May 19, 2011 02:56
Been up to a lot of nothing, I guess. Nothing new. Have a ton of weddings and various showers this year, which is highly unusual but gives me something to do. Pinching my pennies at the moment. Still don't care enough to pursue a real job. At first it was nerves and the nerves are still there, but now I truly feel like I don't care. I don't want a job or a house or anything. They're things I need and I'll have to acquire regardless, but they mean nothing to me. I'm having a really bad time pushing myself. Why am I like this.
I'm finally at the point where I would be unhappy if I died alone with a terrible job, but I could accept it. I may never feel motivated and I may never realize what I want to do forever. I feel like I just have to accept mediocrity now. Just be accepting and not let it get to me.

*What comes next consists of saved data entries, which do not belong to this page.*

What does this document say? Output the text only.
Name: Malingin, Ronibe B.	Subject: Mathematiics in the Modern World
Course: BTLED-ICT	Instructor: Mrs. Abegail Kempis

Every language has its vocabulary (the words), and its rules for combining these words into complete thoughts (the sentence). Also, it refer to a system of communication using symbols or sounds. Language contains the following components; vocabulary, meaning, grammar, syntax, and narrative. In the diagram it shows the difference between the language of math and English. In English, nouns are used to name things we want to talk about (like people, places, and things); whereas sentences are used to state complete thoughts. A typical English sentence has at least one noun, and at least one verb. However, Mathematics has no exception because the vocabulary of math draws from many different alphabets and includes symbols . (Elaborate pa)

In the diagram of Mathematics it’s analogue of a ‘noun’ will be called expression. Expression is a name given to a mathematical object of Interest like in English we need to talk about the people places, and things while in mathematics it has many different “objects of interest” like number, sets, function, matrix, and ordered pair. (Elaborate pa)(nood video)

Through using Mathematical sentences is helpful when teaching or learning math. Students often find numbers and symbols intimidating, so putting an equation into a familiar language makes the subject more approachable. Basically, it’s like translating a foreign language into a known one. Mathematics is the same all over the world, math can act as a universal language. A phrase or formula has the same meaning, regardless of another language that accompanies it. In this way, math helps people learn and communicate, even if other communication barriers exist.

The only thing I really want is a boyfriend, which is some high school-like dream, but whatever. I miss human contact. I like when there's someone to learn from and someone to motivate me. I miss it. I know in this day and age I'm supposed to be thrilled to be single and independent, but I'm not. I served my time, I think, and it was good to have a period to myself and get over things but now I'm bored and lonely. Still don't know where to meet guys. The good ones never approach me and I find it a turn off if I have to take charge and go after them. Maybe I just have to get over that, I don't know. I'm old fashioned in that sense. I want to be treated well but I still expect the guy to man up and take charge and just be hairy and manly. Kill bugs, defend me from hobos, that sort of thing. I don't care to wear those pants. Not really going anywhere with this. I should be asleep.